Seit 100 Jahren wird Hugo von Hofmannsthals "Jedermann" bei den Salzburger Festspielen aufgeführt. In seinem Jubiläumsjahr wird Schauspielerin Caroline Peters zu "Jahrhundert-Buhlschaft".

Seit 1920 wird das Stück "Jedermann" von Hugo von Hofmannsthal bei den Salzburger Festspielen aufgeführt. Und auch 2020 soll das Stück gespielt werden - zum bereits 100. Mal. Burgschauspielerin Caroline Peters ("Mord mit Aussicht", "Der Vorname") übernimmt im Jubiläumsjahr die Rolle der Buhlschaft - und freut sich ganz besonders auf die Premiere, die am Samstag, 1. August, 21.00 Uhr, stattfindet.

"Für mich liegt der Reiz des 'Jedermann'-Abenteuers in der gesamten Geschichte", ließ sich die 48-Jährige zitieren. "Dass seit 100 Jahren jedes Jahr Zuschauer dafür zusammenkommen, fasziniert mich."

Im Stück geht es um einen sterbenden, geläuterten Mann. Die Buhlschaft soll dabei den Gegenpart übernehmen und das blühende Leben personifizieren. Im Dezember 1911 wurde das Theaterstück von Hugo von Hofmannsthal in Berlin uraufgeführt, die Regie übernahm Max Reinhardt. Die Salzburger Festspiele wurden von Reinhardt und von Hofmannsthal ins Leben gerufen. "Dass Max Reinhardt 1920 etwas in Gang gesetzt hat, an dem ich heute direkt teilhaben kann, ist erstaunlich", so die Caroline Peters.

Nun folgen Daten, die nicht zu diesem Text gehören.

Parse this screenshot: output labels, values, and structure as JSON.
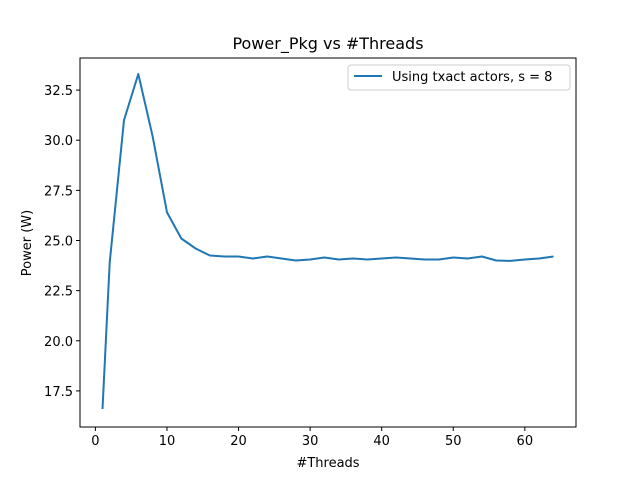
{
  "chart_data": {
    "type": "line",
    "title": "Power_Pkg vs #Threads",
    "xlabel": "#Threads",
    "ylabel": "Power (W)",
    "xlim": [
      -2.15,
      67.15
    ],
    "ylim": [
      15.7,
      34.1
    ],
    "grid": false,
    "legend_position": "top-right",
    "x_ticks": [
      0,
      10,
      20,
      30,
      40,
      50,
      60
    ],
    "x_tick_labels": [
      "0",
      "10",
      "20",
      "30",
      "40",
      "50",
      "60"
    ],
    "y_ticks": [
      17.5,
      20.0,
      22.5,
      25.0,
      27.5,
      30.0,
      32.5
    ],
    "y_tick_labels": [
      "17.5",
      "20.0",
      "22.5",
      "25.0",
      "27.5",
      "30.0",
      "32.5"
    ],
    "series": [
      {
        "name": "Using txact actors, s = 8",
        "color": "#1f77b4",
        "x": [
          1,
          2,
          4,
          6,
          8,
          10,
          12,
          14,
          16,
          18,
          20,
          22,
          24,
          26,
          28,
          30,
          32,
          34,
          36,
          38,
          40,
          42,
          44,
          46,
          48,
          50,
          52,
          54,
          56,
          58,
          60,
          62,
          64
        ],
        "y": [
          16.6,
          23.9,
          31.0,
          33.3,
          30.2,
          26.4,
          25.1,
          24.6,
          24.25,
          24.2,
          24.2,
          24.1,
          24.2,
          24.1,
          24.0,
          24.05,
          24.15,
          24.05,
          24.1,
          24.05,
          24.1,
          24.15,
          24.1,
          24.05,
          24.05,
          24.15,
          24.1,
          24.2,
          24.0,
          23.98,
          24.05,
          24.1,
          24.2
        ]
      }
    ]
  }
}
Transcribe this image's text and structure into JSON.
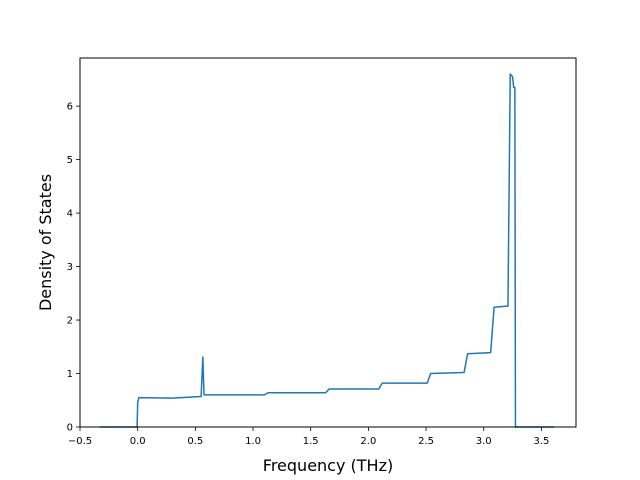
{
  "chart_data": {
    "type": "line",
    "title": "",
    "xlabel": "Frequency (THz)",
    "ylabel": "Density of States",
    "xlim": [
      -0.5,
      3.8
    ],
    "ylim": [
      0,
      6.9
    ],
    "xticks": [
      -0.5,
      0.0,
      0.5,
      1.0,
      1.5,
      2.0,
      2.5,
      3.0,
      3.5
    ],
    "xtick_labels": [
      "−0.5",
      "0.0",
      "0.5",
      "1.0",
      "1.5",
      "2.0",
      "2.5",
      "3.0",
      "3.5"
    ],
    "yticks": [
      0,
      1,
      2,
      3,
      4,
      5,
      6
    ],
    "ytick_labels": [
      "0",
      "1",
      "2",
      "3",
      "4",
      "5",
      "6"
    ],
    "grid": false,
    "legend": "none",
    "series": [
      {
        "color": "#1f77b4",
        "x": [
          -0.33,
          -0.005,
          0.0,
          0.01,
          0.3,
          0.55,
          0.565,
          0.575,
          0.585,
          1.1,
          1.13,
          1.63,
          1.66,
          2.09,
          2.12,
          2.51,
          2.54,
          2.83,
          2.86,
          3.06,
          3.09,
          3.2,
          3.21,
          3.23,
          3.25,
          3.26,
          3.27,
          3.275,
          3.61
        ],
        "y": [
          0,
          0,
          0.45,
          0.55,
          0.54,
          0.57,
          1.31,
          0.6,
          0.6,
          0.6,
          0.64,
          0.64,
          0.71,
          0.71,
          0.82,
          0.82,
          1.0,
          1.02,
          1.37,
          1.39,
          2.24,
          2.26,
          2.26,
          6.6,
          6.55,
          6.35,
          6.35,
          0,
          0
        ]
      }
    ]
  }
}
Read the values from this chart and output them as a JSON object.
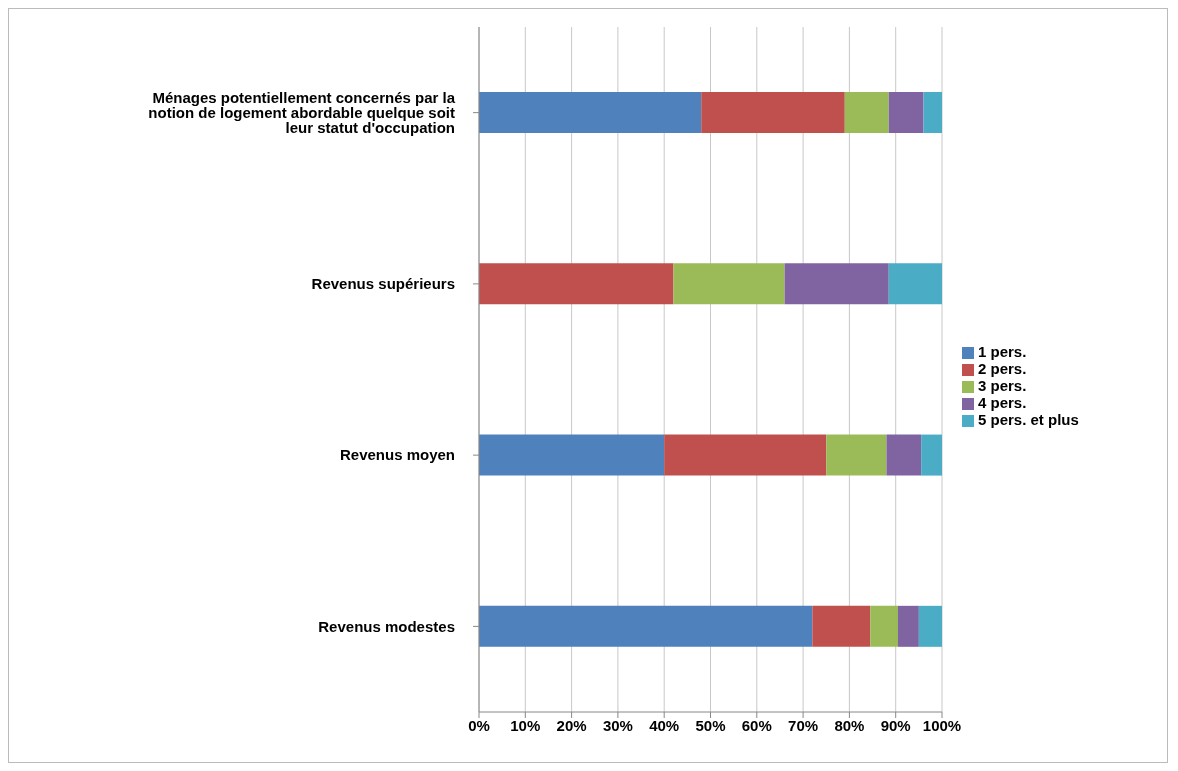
{
  "chart_data": {
    "type": "bar",
    "orientation": "horizontal",
    "stacked": true,
    "categories": [
      "Ménages potentiellement concernés par la notion de logement abordable quelque soit leur statut d'occupation",
      "Revenus supérieurs",
      "Revenus moyen",
      "Revenus modestes"
    ],
    "series": [
      {
        "name": "1 pers.",
        "color": "#4f81bd",
        "values": [
          48,
          0,
          40,
          72
        ]
      },
      {
        "name": "2 pers.",
        "color": "#c0504d",
        "values": [
          31,
          42,
          35,
          12.5
        ]
      },
      {
        "name": "3 pers.",
        "color": "#9bbb59",
        "values": [
          9.5,
          24,
          13,
          6
        ]
      },
      {
        "name": "4 pers.",
        "color": "#8064a2",
        "values": [
          7.5,
          22.5,
          7.5,
          4.5
        ]
      },
      {
        "name": "5 pers. et plus",
        "color": "#4bacc6",
        "values": [
          4,
          11.5,
          4.5,
          5
        ]
      }
    ],
    "xlim": [
      0,
      100
    ],
    "xticks": [
      {
        "value": 0,
        "label": "0%"
      },
      {
        "value": 10,
        "label": "10%"
      },
      {
        "value": 20,
        "label": "20%"
      },
      {
        "value": 30,
        "label": "30%"
      },
      {
        "value": 40,
        "label": "40%"
      },
      {
        "value": 50,
        "label": "50%"
      },
      {
        "value": 60,
        "label": "60%"
      },
      {
        "value": 70,
        "label": "70%"
      },
      {
        "value": 80,
        "label": "80%"
      },
      {
        "value": 90,
        "label": "90%"
      },
      {
        "value": 100,
        "label": "100%"
      }
    ],
    "grid": "x",
    "legend": "right"
  }
}
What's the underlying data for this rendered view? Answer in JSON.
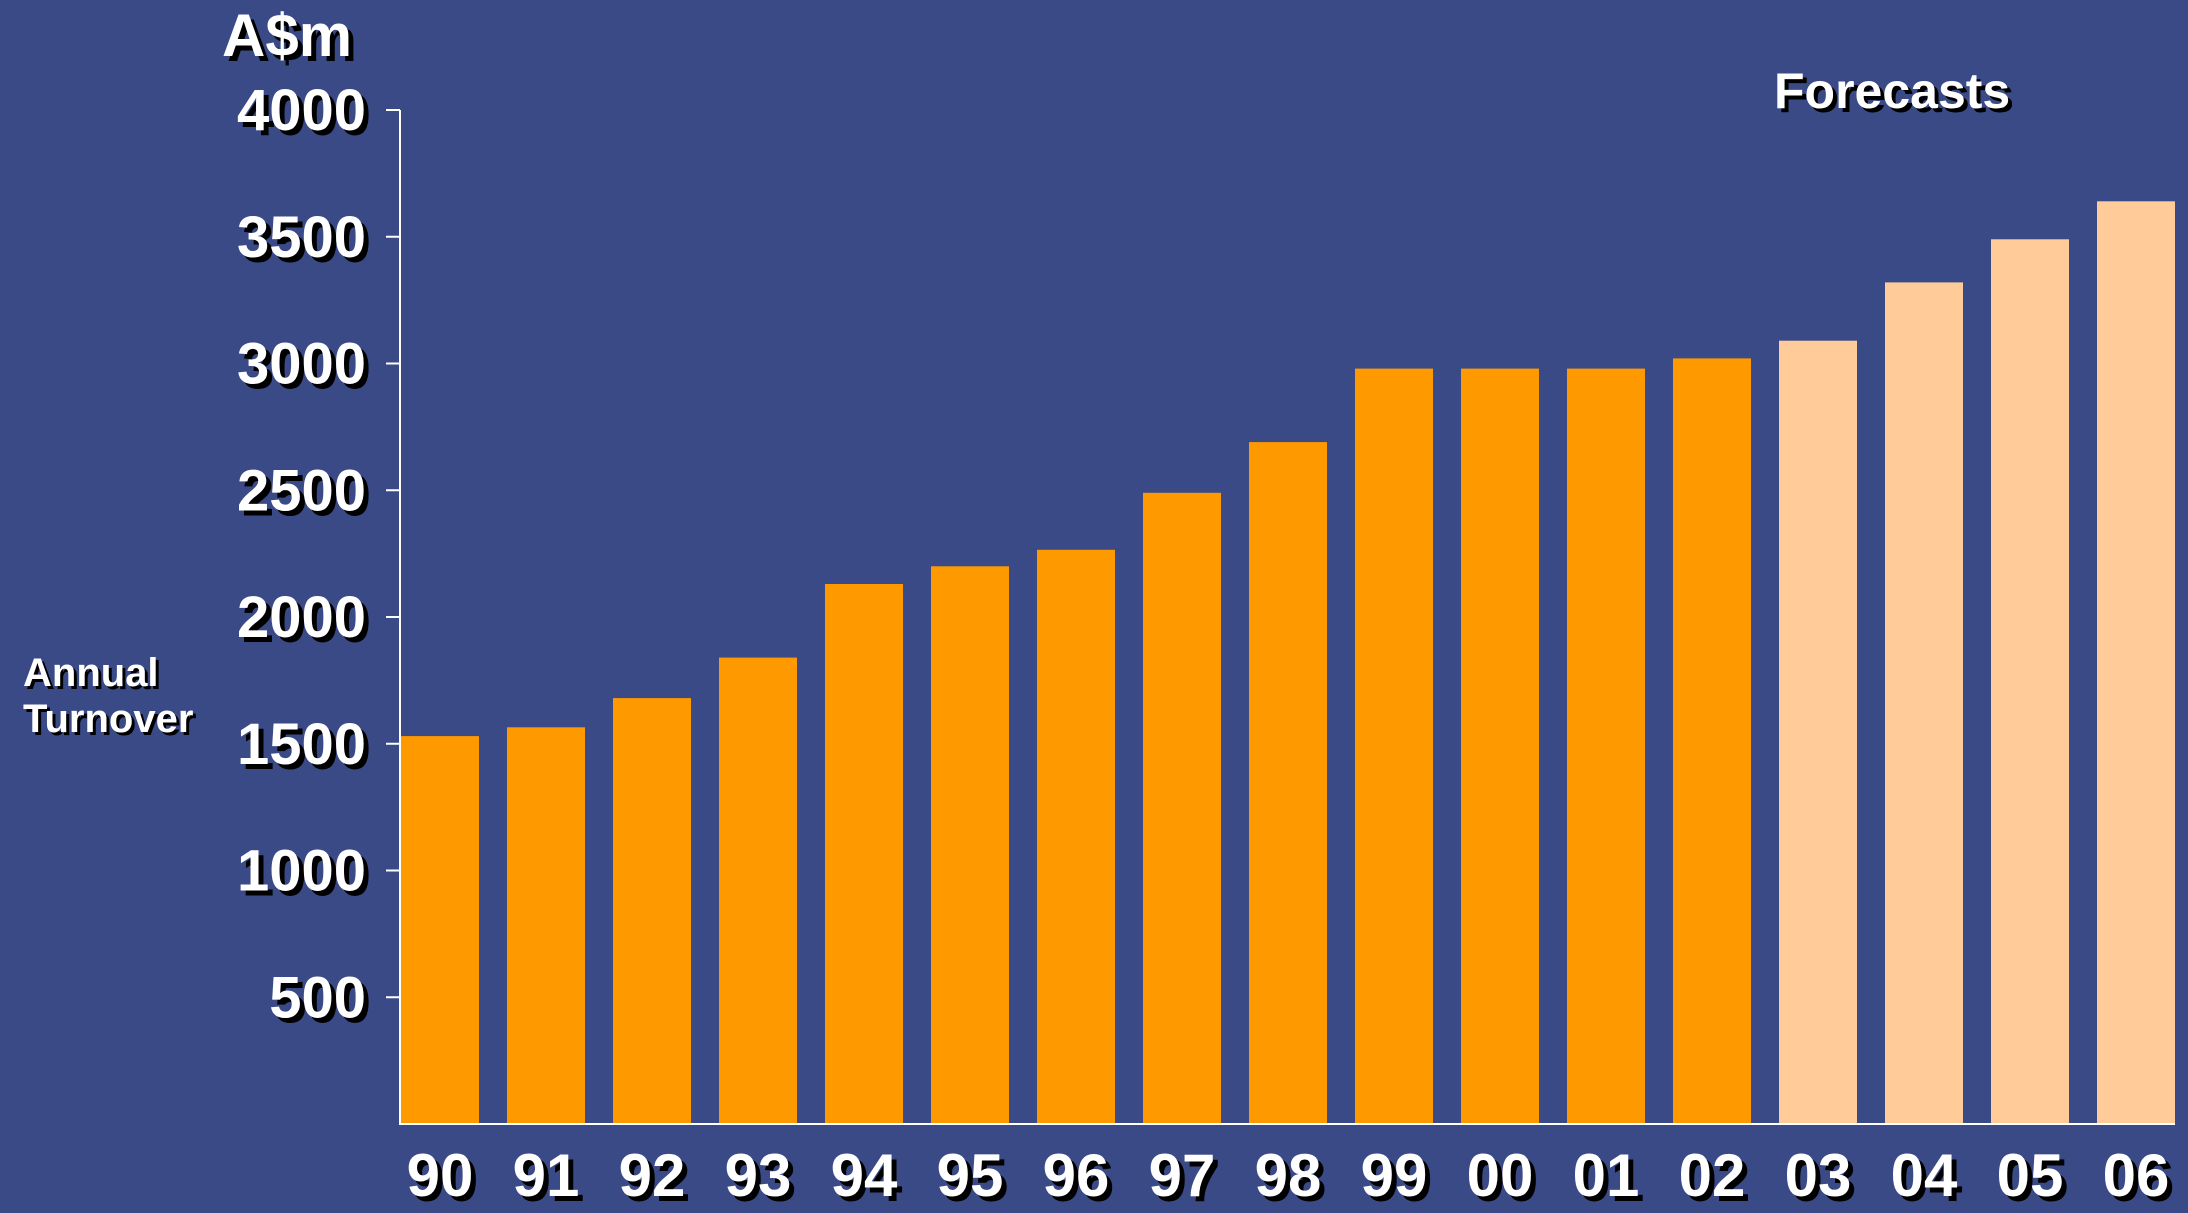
{
  "chart_data": {
    "type": "bar",
    "unit_label": "A$m",
    "ylabel": "Annual Turnover",
    "annotation": "Forecasts",
    "categories": [
      "90",
      "91",
      "92",
      "93",
      "94",
      "95",
      "96",
      "97",
      "98",
      "99",
      "00",
      "01",
      "02",
      "03",
      "04",
      "05",
      "06"
    ],
    "values": [
      1530,
      1565,
      1680,
      1840,
      2130,
      2200,
      2265,
      2490,
      2690,
      2980,
      2980,
      2980,
      3020,
      3090,
      3320,
      3490,
      3640
    ],
    "forecast_from_index": 13,
    "ylim": [
      0,
      4000
    ],
    "yticks": [
      500,
      1000,
      1500,
      2000,
      2500,
      3000,
      3500,
      4000
    ],
    "grid": false,
    "colors": {
      "background": "#3a4a86",
      "actual": "#ff9900",
      "forecast": "#ffcc99",
      "axis": "#ffffff",
      "text": "#ffffff",
      "shadow": "#000000"
    }
  }
}
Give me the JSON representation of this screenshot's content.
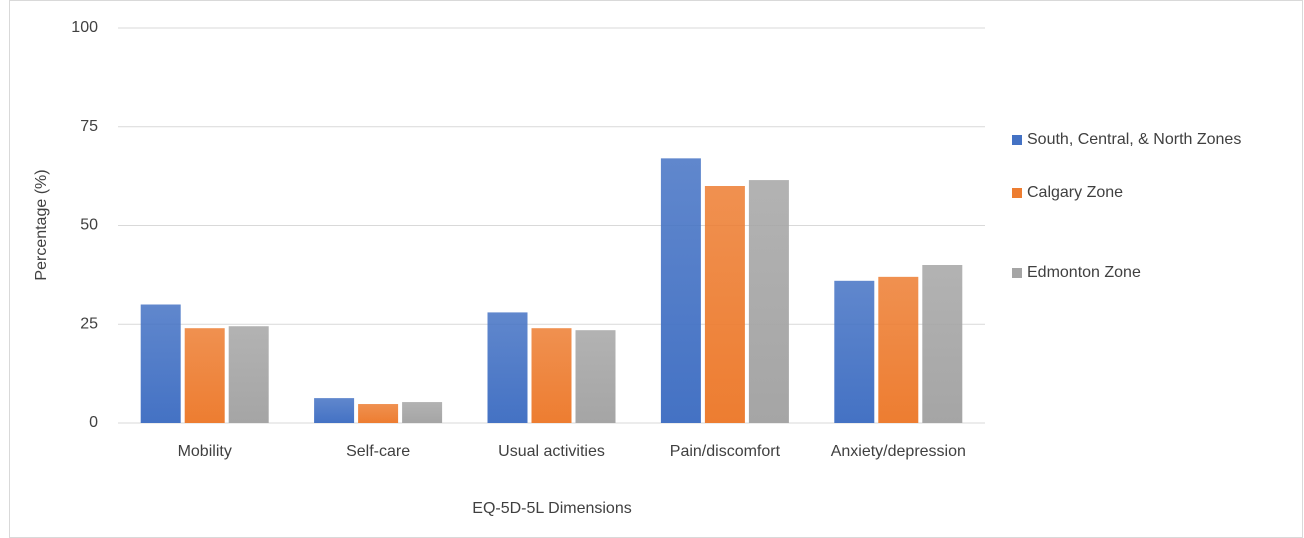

Vor allem kann die Schauspielerin auch Parallelen ziehen zur aktuellen Corona-Pandemie. "Auch bin ich mir der Aktualität des Stoffes und der historischen Parallelen zur Pandemie der Spanischen Grippe (1918 - 1920) sehr bewusst. Es ist wie Stille Post: Ich höre ein Wispern von 1920, ich wiederhole das Gehörte und füge unwillkürlich etwas hinzu und flüstere das weiter", erklärt Peters. "Ich bin gespannt, wie sehr uns das Verständnis der verwirrenden Gegenwart durch diese geschichtsträchtige Vergangenheit gelingt."